HO: Wir wissen, dass die Ölvorräte nur für 15-20 Jahre reichen werden. Was machen wir, wenn wir all unser Öl verkauft haben, anstatt es für unser Land zu nutzen? Welchen Preis müssen wir dann für Öl auf dem Weltmarkt bezahlen? Investitionen in den Ökotourismus wären jetzt viel sinnvoller, das sieht man doch an Costa Rica, wo dieser die Haupteinnahmequelle stellt.

 

Es gibt Leute, die sagen, dass die Vorräte für 100 Jahre reichen.

 

HO: Ok, wir haben schon etwa 30 Jahre der Ölförderung hinter uns.
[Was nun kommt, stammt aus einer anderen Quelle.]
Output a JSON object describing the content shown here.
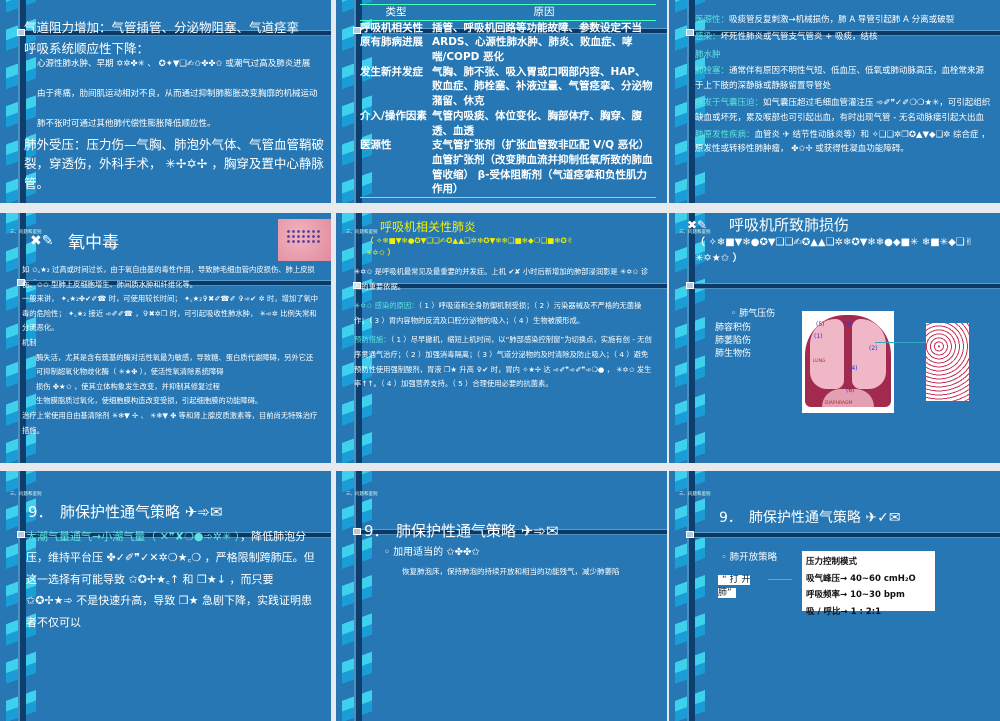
{
  "slides": [
    {
      "lines": [
        "气道阻力增加：气管插管、分泌物阻塞、气道痉挛",
        "呼吸系统顺应性下降：",
        "心源性肺水肿、早期 ✡✲✤✳ 、 ✪✦▼❑✍✩✤✤✩ 或潮气过高及肺炎进展",
        "由于疼痛，肋间肌运动相对不良，从而通过抑制肺膨胀改变胸廓的机械运动",
        "肺不张时可通过其他肺代偿性膨胀降低顺应性。",
        "肺外受压：压力伤—气胸、肺泡外气体、气管血管鞘破裂，穿透伤，外科手术， ✳✢✡✢ ，胸穿及置中心静脉管。"
      ]
    },
    {
      "headers": [
        "类型",
        "原因"
      ],
      "rows": [
        [
          "呼吸机相关性",
          "插管、呼吸机回路等功能故障、参数设定不当"
        ],
        [
          "原有肺病进展",
          "ARDS、心源性肺水肿、肺炎、败血症、哮喘/COPD 恶化"
        ],
        [
          "发生新并发症",
          "气胸、肺不张、吸入胃或口咽部内容、HAP、败血症、肺栓塞、补液过量、气管痉挛、分泌物潴留、休克"
        ],
        [
          "介入/操作因素",
          "气管内吸痰、体位变化、胸部体疗、胸穿、腹透、血透"
        ],
        [
          "医源性",
          "支气管扩张剂（扩张血管致非匹配 V/Q 恶化） 血管扩张剂（改变肺血流并抑制低氧所致的肺血管收缩） β-受体阻断剂（气道痉挛和负性肌力作用）"
        ]
      ]
    },
    {
      "items": [
        {
          "k": "医源性：",
          "v": "吸痰管反复刺激→机械损伤，肺 A 导管引起肺 A 分离或破裂"
        },
        {
          "k": "感染：",
          "v": "坏死性肺炎或气管支气管炎 + 吸痰，结核"
        },
        {
          "k": "肺水肿",
          "v": ""
        },
        {
          "k": "肺栓塞：",
          "v": "通常伴有原因不明性气短、低血压、低氧或肺动脉高压，血栓常来源于上下肢的深静脉或静脉留置导管处"
        },
        {
          "k": "继发于气囊压迫：",
          "v": "如气囊压超过毛细血管灌注压 ➾✐❞✓✐❍❍★✳，可引起组织缺血或坏死，累及喉部也可引起出血，有时出现气管 - 无名动脉瘘引起大出血"
        },
        {
          "k": "肺原发性疾病：",
          "v": "血管炎 ✈ 结节性动脉炎等）和 ✧❑❑✲❒✪▲▼◆❑✲ 综合症 ，原发性或转移性肺肿瘤， ✤✩✢ 或获得性凝血功能障碍。"
        }
      ]
    },
    {
      "header": "三、问题和鉴别",
      "title": "氧中毒",
      "lines": [
        "如 ✩꜀★₂ 过高或时间过长，由于氧自由基的毒性作用，导致肺毛细血管内皮损伤、肺上皮损伤、✩✩ 型肺上皮细胞增生、肺间质水肿和纤维化等。",
        "一般来讲， ✦꜀★₂✤✔✐☎ 时，可使用较长时间； ✦꜀★₂✞✖✐☎✐ ✞➾✔ ✲ 时，增加了氧中毒的危险性； ✦꜀★₂ 接近 ➾✐✐☎ ，✞✖✲❒ 时，可引起吸收性肺水肿， ✳➾✲ 比例失常和分流恶化。",
        "机制",
        "酶失活，尤其是含有巯基的酶对活性氧最为敏感，导致糖、蛋白质代谢障碍，另外它还可抑制超氧化物歧化酶（ ✳★✤ ），使活性氧清除系统障碍",
        "损伤 ✤★✩ ，使其立体构象发生改变，并抑制其修复过程",
        "生物膜脂质过氧化，使细胞膜构造改变受损，引起细胞膜的功能障碍。",
        "治疗上常使用自由基清除剂 ✳❄▼ ✢ 、 ✳❄▼ ✤ 等和肾上腺皮质激素等，目前尚无特殊治疗措施。"
      ]
    },
    {
      "header": "三、问题和鉴别",
      "title": "呼吸机相关性肺炎",
      "subtitle": "（ ✧❄■▼❄●✪▼❑❑✍✪▲▲❑✲❄✪▼❄❄❑■❄◆❍❑■❄✪✌ ✳✡✩ ）",
      "items": [
        {
          "k": "",
          "v": "✳✡✩ 是呼吸机最常见及最重要的并发症。上机 ✔✘ 小时后新增加的肺部浸润影是 ✳✡✩ 诊断的重要依据。"
        },
        {
          "k": "✳✡✩ 感染的原因：",
          "v": "（ 1 ）呼吸道和全身防御机制受损；（ 2 ）污染器械及不严格的无菌操作；（ 3 ）胃内容物的反流及口腔分泌物的吸入；（ 4 ）生物被膜形成。"
        },
        {
          "k": "预防措施：",
          "v": "（ 1 ）尽早撤机，缩短上机时间，以“肺部感染控制窗”为切换点，实施有创 - 无创序贯通气治疗；（ 2 ）加强消毒隔离；（ 3 ）气道分泌物的及时清除及防止吸入；（ 4 ）避免预防性使用强制酸剂，胃液 ❒★ 升高 ✞✔ 时，胃内 ✧★✢ 达 ➾✐❞➾✐❞➾❍● ， ✳✡✩ 发生率↑↑。（ 4 ）加强营养支持。（ 5 ）合理使用必要的抗菌素。"
        }
      ]
    },
    {
      "header": "三、问题和鉴别",
      "title": "呼吸机所致肺损伤",
      "subtitle": "（ ✧❄■▼❄●✪▼❑❑✍✪▲▲❑✲❄✪▼❄❄●◆■✳ ❄■✳◆❑✌ ✳✡★✩ ）",
      "bullet": "肺气压伤",
      "lines": [
        "肺容积伤",
        "肺萎陷伤",
        "肺生物伤"
      ],
      "diagram_labels": [
        "(5)",
        "(3)",
        "(1)",
        "(2)",
        "Lung",
        "(4)",
        "(6)",
        "Diaphragm"
      ]
    },
    {
      "header": "三、问题和鉴别",
      "title": "9．　肺保护性通气策略 ✈➾✉",
      "lead": "大潮气量通气→小潮气量（ ✕❞✘❍●➾✲✳ ）",
      "text": "，降低肺泡分压，维持平台压 ✤✓✐❞✓✕✲❍★꜀❍ ，严格限制跨肺压。但这一选择有可能导致 ✩✪✢★꜀↑ 和 ❒★↓ ，而只要 ✩✪✢★➾ 不是快速升高，导致 ❒★ 急剧下降，实践证明患者不仅可以"
    },
    {
      "header": "三、问题和鉴别",
      "title": "9．　肺保护性通气策略 ✈➾✉",
      "bullet": "加用适当的 ✩✤✤✩",
      "sub": "恢复肺泡床，保持肺泡的持续开放和相当的功能残气，减少肺萎陷"
    },
    {
      "header": "三、问题和鉴别",
      "title": "9．　肺保护性通气策略 ✈✓✉",
      "bullet": "肺开放策略",
      "label": "“ 打 开 肺”",
      "box": [
        "压力控制模式",
        "吸气峰压→ 40~60 cmH₂O",
        "呼吸频率→ 10~30 bpm",
        "吸 / 呼比→ 1 : 2:1"
      ]
    }
  ]
}
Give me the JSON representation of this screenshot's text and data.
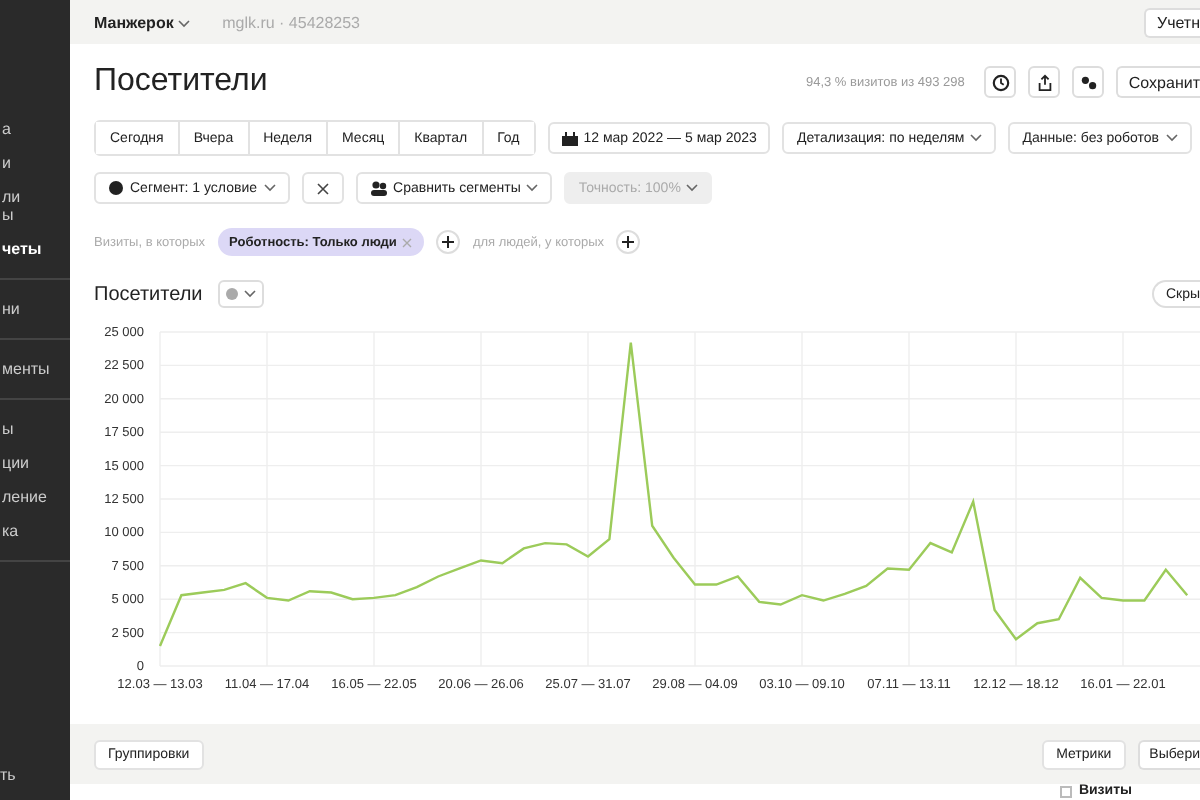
{
  "sidebar": {
    "groups": [
      [
        {
          "label": "а",
          "selected": false
        },
        {
          "label": "и",
          "selected": false
        },
        {
          "label": "ли\nы",
          "selected": false
        },
        {
          "label": "четы",
          "selected": true
        }
      ],
      [
        {
          "label": "ни",
          "selected": false
        }
      ],
      [
        {
          "label": "менты",
          "selected": false
        }
      ],
      [
        {
          "label": "ы",
          "selected": false
        },
        {
          "label": "ции",
          "selected": false
        },
        {
          "label": "ление",
          "selected": false
        },
        {
          "label": "ка",
          "selected": false
        }
      ]
    ],
    "footer": "ть"
  },
  "topbar": {
    "counter": "Манжерок",
    "site": "mglk.ru · 45428253",
    "button": "Учетн"
  },
  "header": {
    "title": "Посетители",
    "stats": "94,3 % визитов из 493 298",
    "save": "Сохранит"
  },
  "periods": [
    {
      "label": "Сегодня",
      "selected": false
    },
    {
      "label": "Вчера",
      "selected": false
    },
    {
      "label": "Неделя",
      "selected": false
    },
    {
      "label": "Месяц",
      "selected": false
    },
    {
      "label": "Квартал",
      "selected": false
    },
    {
      "label": "Год",
      "selected": false
    }
  ],
  "date_range": "12 мар 2022 — 5 мар 2023",
  "detail": "Детализация: по неделям",
  "data_mode": "Данные: без роботов",
  "segment": {
    "label": "Сегмент: 1 условие",
    "compare": "Сравнить сегменты",
    "accuracy": "Точность: 100%",
    "accuracy_disabled": true
  },
  "filter": {
    "prefix": "Визиты, в которых",
    "chip": "Роботность: Только люди",
    "middle": "для людей, у которых"
  },
  "chart": {
    "title": "Посетители",
    "hide": "Скры",
    "chart_data": {
      "type": "line",
      "categories": [
        "12.03 — 13.03",
        null,
        null,
        null,
        null,
        "11.04 — 17.04",
        null,
        null,
        null,
        null,
        "16.05 — 22.05",
        null,
        null,
        null,
        null,
        "20.06 — 26.06",
        null,
        null,
        null,
        null,
        "25.07 — 31.07",
        null,
        null,
        null,
        null,
        "29.08 — 04.09",
        null,
        null,
        null,
        null,
        "03.10 — 09.10",
        null,
        null,
        null,
        null,
        "07.11 — 13.11",
        null,
        null,
        null,
        null,
        "12.12 — 18.12",
        null,
        null,
        null,
        null,
        "16.01 — 22.01",
        null,
        null,
        null
      ],
      "series": [
        {
          "color": "#9ccb5a",
          "values": [
            1500,
            5300,
            5500,
            5700,
            6200,
            5100,
            4900,
            5600,
            5500,
            5000,
            5100,
            5300,
            5900,
            6700,
            7300,
            7900,
            7700,
            8800,
            9200,
            9100,
            8200,
            9500,
            24200,
            10500,
            8100,
            6100,
            6100,
            6700,
            4800,
            4600,
            5300,
            4900,
            5400,
            6000,
            7300,
            7200,
            9200,
            8500,
            12300,
            4200,
            2000,
            3200,
            3500,
            6600,
            5100,
            4900,
            4900,
            7200,
            5300
          ]
        }
      ],
      "ylim": [
        0,
        25000
      ],
      "yticks": [
        {
          "value": 0,
          "label": "0"
        },
        {
          "value": 2500,
          "label": "2 500"
        },
        {
          "value": 5000,
          "label": "5 000"
        },
        {
          "value": 7500,
          "label": "7 500"
        },
        {
          "value": 10000,
          "label": "10 000"
        },
        {
          "value": 12500,
          "label": "12 500"
        },
        {
          "value": 15000,
          "label": "15 000"
        },
        {
          "value": 17500,
          "label": "17 500"
        },
        {
          "value": 20000,
          "label": "20 000"
        },
        {
          "value": 22500,
          "label": "22 500"
        },
        {
          "value": 25000,
          "label": "25 000"
        }
      ],
      "grid": true
    }
  },
  "bottom": {
    "groupings": "Группировки",
    "metrics": "Метрики",
    "choose": "Выбери",
    "legend": {
      "label": "Визиты",
      "checked": false
    }
  }
}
Weder im Amazonasgebiet noch in Esmeraldas hat die Bevölkerung bisher von der Ölförderung profitier. Im Gegenteil. Meistens musste sie eine Verschlechterung ihres Lebensraumes in Kauf nehmen. Diese Zonen gehören nach der offiziellen Statistik zu den ärmsten Ekuadors. Darum ist es egal, ob das Öl zehn, 30 oder 100 Jahre reicht, wichtig ist, dass das Land davon profitiert.

 

Fakten

 

Die West LB befindet sich im Umbau zu einer europäischen Großbank: dazu gehören Finanzierungsprojekte wie zum Beispiel die rund 500 km lange OCP-Pipeline in Ekuador. Rund 900 Millionen US-Dollar investieren sie und andere Banken dort. Von ca. 125.000 Protestbriefen gegen das Projekt, die bei der NRW-Landesregierung eingingen, lässt sich die Bank nicht beeindrucken. Sie muss ihre Unabhängigkeit gegenüber der Politik beweisen, auch gegenüber ihren öffentlichen Eigentümern, wenn sie in Zukunft internationale Investoren gewinnen will. Noch hält das Land NRW 43 Prozent an der West LB. Doch Ministerpräsident Wolfgang Clement äußerte im Gespäch: „Ich finde, wir haben genug getan.“

West LB-Vorstand Andreas Seibert argumentiert, dass seine Bank viele Millionen Dollar „in ein absolut armes Land“ bringe, das vom IWF nichts mehr bekäme. Diese Bemerkung zeugt von der völligen Unkenntnis der Lage vor Ort. Der Großteil der Bevölkerung hat seit 30 Jahren nicht von der Ölförderung profitiert und auch dieses Mal werden die Gewinne zwischen einigen ekuadorianischen Unternehmern und Politikern sowie ausländischen Unternehmen aufgeteilt.

 

Nach Berichten ekuadorianischer Tageszeitungen zahlt OCP 16,8 Millionen US-Dollar Kompensation für den Bau der Pipeline. Damit sollen entlang der Strecke von Nueva Loja bis zum Hafen Esmeraldas Sozialprojekte für die Gemeinden finanziert werden: In Puerto Quito werden zum Beispiel 425.000 USDollar für die Verbesserung der Wasserversorgung gezahlt, in Mindo wird die Restauration des öffentlichen Schwimmbades unterstützt, andere Gemeinden erhalten Krankenwagen, PCs oder neue Schulen. Doch bisher ist nur wenig von der Förderung bei den Menschen angekommen... Ein neues Gesetz legt fest, dass 80 Prozent der Gewinne aus der OCP-Pipeline für den Abbau der Auslandsschulden verwendet werden, 20 Prozent werden in einen Öl-Stabilisierungs-Fonds eingezahlt. Davon soll höchstens die Hälfte für soziale Projekte verwendet werden.